Diarrheal disease was the third-most-often-encountered infection during this investigation. Pathogens that cause acute diarrheal disease are more prevalent in low-income countries than in high-income countries due to a lack of safe water and access to hygiene. Diarrheal disease is the second leading cause of mortality in young children after pneumonia. Diarrheal disease and lower RTI, which may even occur concurrently in young children under the age of 5, have been connected to the same predisposing factors of malnutrition and unsanitary conditions [29].

Numerous studies have examined the influence of poor air quality, which is prevalent in urban areas, on the occurrence of acute RTI in children, concluding that air pollution causes damage that results in susceptibility to airway infections [30]. Children in rural areas may also be exposed to indoor air pollution that results from burning wood or dung [31]. The incidence of pneumonia can be reduced by proper nutrition, adequate immunization, and improved environmental conditions.
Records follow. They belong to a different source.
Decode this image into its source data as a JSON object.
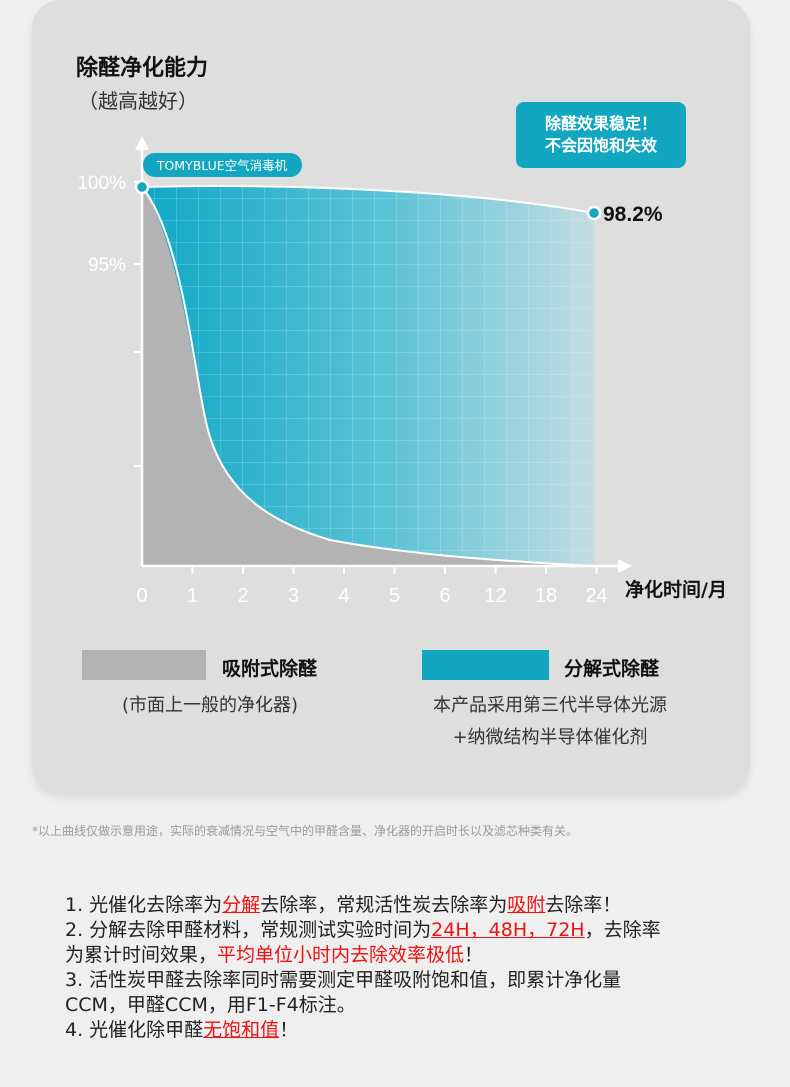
{
  "chart_data": {
    "type": "area",
    "title": "除醛净化能力",
    "subtitle": "（越高越好）",
    "xlabel": "净化时间/月",
    "x_ticks": [
      "0",
      "1",
      "2",
      "3",
      "4",
      "5",
      "6",
      "12",
      "18",
      "24"
    ],
    "y_ticks": [
      "100%",
      "95%"
    ],
    "series": [
      {
        "name": "分解式除醛",
        "color": "#13a6c1",
        "end_label": "98.2%",
        "start_tag": "TOMYBLUE空气消毒机"
      },
      {
        "name": "吸附式除醛",
        "color": "#b3b3b3"
      }
    ],
    "callout": [
      "除醛效果稳定！",
      "不会因饱和失效"
    ],
    "legend": [
      {
        "label": "吸附式除醛",
        "note": [
          "(市面上一般的净化器)"
        ]
      },
      {
        "label": "分解式除醛",
        "note": [
          "本产品采用第三代半导体光源",
          "+纳微结构半导体催化剂"
        ]
      }
    ]
  },
  "footnote": "*以上曲线仅做示意用途，实际的衰减情况与空气中的甲醛含量、净化器的开启时长以及滤芯种类有关。",
  "notes": [
    {
      "lines": [
        [
          {
            "t": "1.  光催化去除率为"
          },
          {
            "t": "分解",
            "s": "hl"
          },
          {
            "t": "去除率，常规活性炭去除率为"
          },
          {
            "t": "吸附",
            "s": "hl"
          },
          {
            "t": "去除率！"
          }
        ]
      ]
    },
    {
      "lines": [
        [
          {
            "t": "2.  分解去除甲醛材料，常规测试实验时间为"
          },
          {
            "t": "24H，48H，72H",
            "s": "hl"
          },
          {
            "t": "，去除率"
          }
        ],
        [
          {
            "t": "     为累计时间效果，"
          },
          {
            "t": "平均单位小时内去除效率极低",
            "s": "red"
          },
          {
            "t": "！"
          }
        ]
      ]
    },
    {
      "lines": [
        [
          {
            "t": "3.  活性炭甲醛去除率同时需要测定甲醛吸附饱和值，即累计净化量"
          }
        ],
        [
          {
            "t": "     CCM，甲醛CCM，用F1-F4标注。"
          }
        ]
      ]
    },
    {
      "lines": [
        [
          {
            "t": "4.  光催化除甲醛"
          },
          {
            "t": "无饱和值",
            "s": "hl"
          },
          {
            "t": "！"
          }
        ]
      ]
    }
  ]
}
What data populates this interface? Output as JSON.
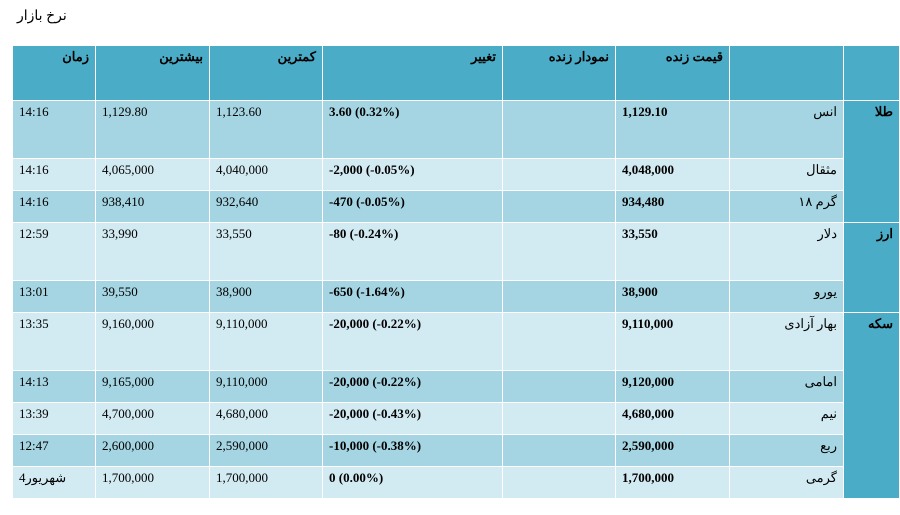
{
  "title": "نرخ بازار",
  "headers": {
    "group": "",
    "item": "",
    "live_price": "قیمت زنده",
    "live_chart": "نمودار زنده",
    "change": "تغییر",
    "low": "کمترین",
    "high": "بیشترین",
    "time": "زمان"
  },
  "groups": [
    {
      "label": "طلا",
      "rows": [
        {
          "item": "انس",
          "price": "1,129.10",
          "chart": "",
          "change": "3.60 (0.32%)",
          "low": "1,123.60",
          "high": "1,129.80",
          "time": "14:16"
        },
        {
          "item": "مثقال",
          "price": "4,048,000",
          "chart": "",
          "change": "-2,000 (-0.05%)",
          "low": "4,040,000",
          "high": "4,065,000",
          "time": "14:16"
        },
        {
          "item": "گرم ۱۸",
          "price": "934,480",
          "chart": "",
          "change": "-470 (-0.05%)",
          "low": "932,640",
          "high": "938,410",
          "time": "14:16"
        }
      ]
    },
    {
      "label": "ارز",
      "rows": [
        {
          "item": "دلار",
          "price": "33,550",
          "chart": "",
          "change": "-80 (-0.24%)",
          "low": "33,550",
          "high": "33,990",
          "time": "12:59"
        },
        {
          "item": "یورو",
          "price": "38,900",
          "chart": "",
          "change": "-650 (-1.64%)",
          "low": "38,900",
          "high": "39,550",
          "time": "13:01"
        }
      ]
    },
    {
      "label": "سکه",
      "rows": [
        {
          "item": "بهار آزادی",
          "price": "9,110,000",
          "chart": "",
          "change": "-20,000 (-0.22%)",
          "low": "9,110,000",
          "high": "9,160,000",
          "time": "13:35"
        },
        {
          "item": "امامی",
          "price": "9,120,000",
          "chart": "",
          "change": "-20,000 (-0.22%)",
          "low": "9,110,000",
          "high": "9,165,000",
          "time": "14:13"
        },
        {
          "item": "نیم",
          "price": "4,680,000",
          "chart": "",
          "change": "-20,000 (-0.43%)",
          "low": "4,680,000",
          "high": "4,700,000",
          "time": "13:39"
        },
        {
          "item": "ربع",
          "price": "2,590,000",
          "chart": "",
          "change": "-10,000 (-0.38%)",
          "low": "2,590,000",
          "high": "2,600,000",
          "time": "12:47"
        },
        {
          "item": "گرمی",
          "price": "1,700,000",
          "chart": "",
          "change": "0 (0.00%)",
          "low": "1,700,000",
          "high": "1,700,000",
          "time": "4شهریور"
        }
      ]
    }
  ]
}
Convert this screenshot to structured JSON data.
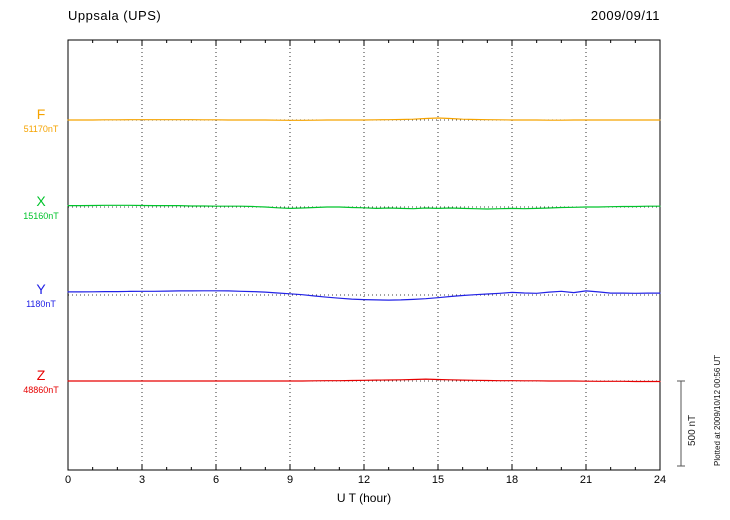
{
  "header": {
    "station": "Uppsala (UPS)",
    "date": "2009/09/11"
  },
  "xaxis": {
    "label": "U T (hour)",
    "ticks": [
      0,
      3,
      6,
      9,
      12,
      15,
      18,
      21,
      24
    ],
    "min": 0,
    "max": 24
  },
  "scale_bar": {
    "label": "500 nT",
    "nT": 500
  },
  "footer_note": "Plotted at 2009/10/12 00:56 UT",
  "chart_data": {
    "type": "line",
    "title": "Uppsala (UPS)",
    "date": "2009/09/11",
    "xlabel": "U T (hour)",
    "units": "nT deviation from channel baseline",
    "x_range": [
      0,
      24
    ],
    "grid": "dotted vertical lines every 3 hours; dotted horizontal baseline per channel",
    "x": [
      0,
      0.5,
      1,
      1.5,
      2,
      2.5,
      3,
      3.5,
      4,
      4.5,
      5,
      5.5,
      6,
      6.5,
      7,
      7.5,
      8,
      8.5,
      9,
      9.5,
      10,
      10.5,
      11,
      11.5,
      12,
      12.5,
      13,
      13.5,
      14,
      14.5,
      15,
      15.5,
      16,
      16.5,
      17,
      17.5,
      18,
      18.5,
      19,
      19.5,
      20,
      20.5,
      21,
      21.5,
      22,
      22.5,
      23,
      23.5,
      24
    ],
    "series": [
      {
        "name": "F",
        "baseline_label": "51170nT",
        "baseline_nT": 51170,
        "color": "#F5A300",
        "values": [
          0,
          0,
          0,
          1,
          1,
          2,
          2,
          2,
          2,
          2,
          2,
          1,
          1,
          0,
          0,
          0,
          0,
          -1,
          -2,
          -2,
          -1,
          0,
          0,
          0,
          0,
          1,
          2,
          3,
          5,
          9,
          12,
          9,
          5,
          3,
          2,
          1,
          0,
          0,
          0,
          -1,
          -1,
          0,
          0,
          0,
          0,
          0,
          0,
          0,
          0
        ]
      },
      {
        "name": "X",
        "baseline_label": "15160nT",
        "baseline_nT": 15160,
        "color": "#00C32B",
        "values": [
          8,
          8,
          9,
          10,
          10,
          10,
          9,
          8,
          8,
          8,
          6,
          6,
          5,
          5,
          5,
          3,
          0,
          -5,
          -8,
          -6,
          -3,
          0,
          0,
          -3,
          -5,
          -8,
          -6,
          -8,
          -10,
          -6,
          -8,
          -6,
          -8,
          -10,
          -12,
          -10,
          -8,
          -10,
          -8,
          -6,
          -3,
          -2,
          0,
          0,
          2,
          3,
          3,
          5,
          5
        ]
      },
      {
        "name": "Y",
        "baseline_label": "1180nT",
        "baseline_nT": 1180,
        "color": "#2222E6",
        "values": [
          18,
          18,
          19,
          20,
          20,
          21,
          22,
          22,
          23,
          24,
          24,
          25,
          25,
          24,
          22,
          20,
          17,
          12,
          7,
          2,
          -6,
          -13,
          -19,
          -24,
          -27,
          -29,
          -30,
          -29,
          -26,
          -22,
          -16,
          -9,
          -3,
          2,
          6,
          10,
          15,
          12,
          10,
          17,
          22,
          14,
          24,
          18,
          11,
          11,
          10,
          11,
          11
        ]
      },
      {
        "name": "Z",
        "baseline_label": "48860nT",
        "baseline_nT": 48860,
        "color": "#E60000",
        "values": [
          0,
          0,
          0,
          0,
          0,
          0,
          0,
          0,
          0,
          0,
          0,
          0,
          0,
          0,
          0,
          0,
          0,
          0,
          0,
          0,
          1,
          2,
          2,
          3,
          4,
          5,
          6,
          7,
          9,
          11,
          9,
          7,
          5,
          4,
          3,
          2,
          2,
          1,
          1,
          0,
          0,
          0,
          -1,
          -2,
          -2,
          -2,
          -3,
          -3,
          -3
        ]
      }
    ]
  }
}
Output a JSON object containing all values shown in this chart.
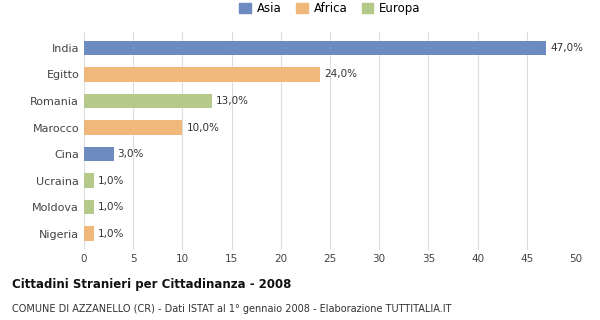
{
  "countries": [
    "India",
    "Egitto",
    "Romania",
    "Marocco",
    "Cina",
    "Ucraina",
    "Moldova",
    "Nigeria"
  ],
  "values": [
    47.0,
    24.0,
    13.0,
    10.0,
    3.0,
    1.0,
    1.0,
    1.0
  ],
  "colors": [
    "#6d8bbf",
    "#f0b87a",
    "#b5c98a",
    "#f0b87a",
    "#6d8bbf",
    "#b5c98a",
    "#b5c98a",
    "#f0b87a"
  ],
  "continents": [
    "Asia",
    "Africa",
    "Europa"
  ],
  "legend_colors": [
    "#6d8bbf",
    "#f0b87a",
    "#b5c98a"
  ],
  "title1": "Cittadini Stranieri per Cittadinanza - 2008",
  "title2": "COMUNE DI AZZANELLO (CR) - Dati ISTAT al 1° gennaio 2008 - Elaborazione TUTTITALIA.IT",
  "xlim": [
    0,
    50
  ],
  "xticks": [
    0,
    5,
    10,
    15,
    20,
    25,
    30,
    35,
    40,
    45,
    50
  ],
  "background_color": "#ffffff",
  "grid_color": "#dddddd"
}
While eradicating poverty in the long term would reduce child malnutrition, some immediate efforts should be implemented to address malnutrition in children [32].

4.1 Study limitations

We did not test the children for micronutrient deficiencies. In addition, since this is a single center, albeit the largest of its kind in Egypt, it is hard to generalize our findings to the whole population. Our results have looked at associations with RTIs in children but have not determined their causations.

5 Conclusion

During the autumn and winter months in Egypt, around half of infections in under-fives presenting to our center with RTIs had lower RTIs. The younger age (under 2 years) is the main risk factor for lower RTIs and malnutrition. The nutritional status of infants and young children should be improved by encouraging exclusive breastfeeding during the first 6 months of life and concentrating healthcare and nutritional counseling on vulnerable children, particularly in rural regions.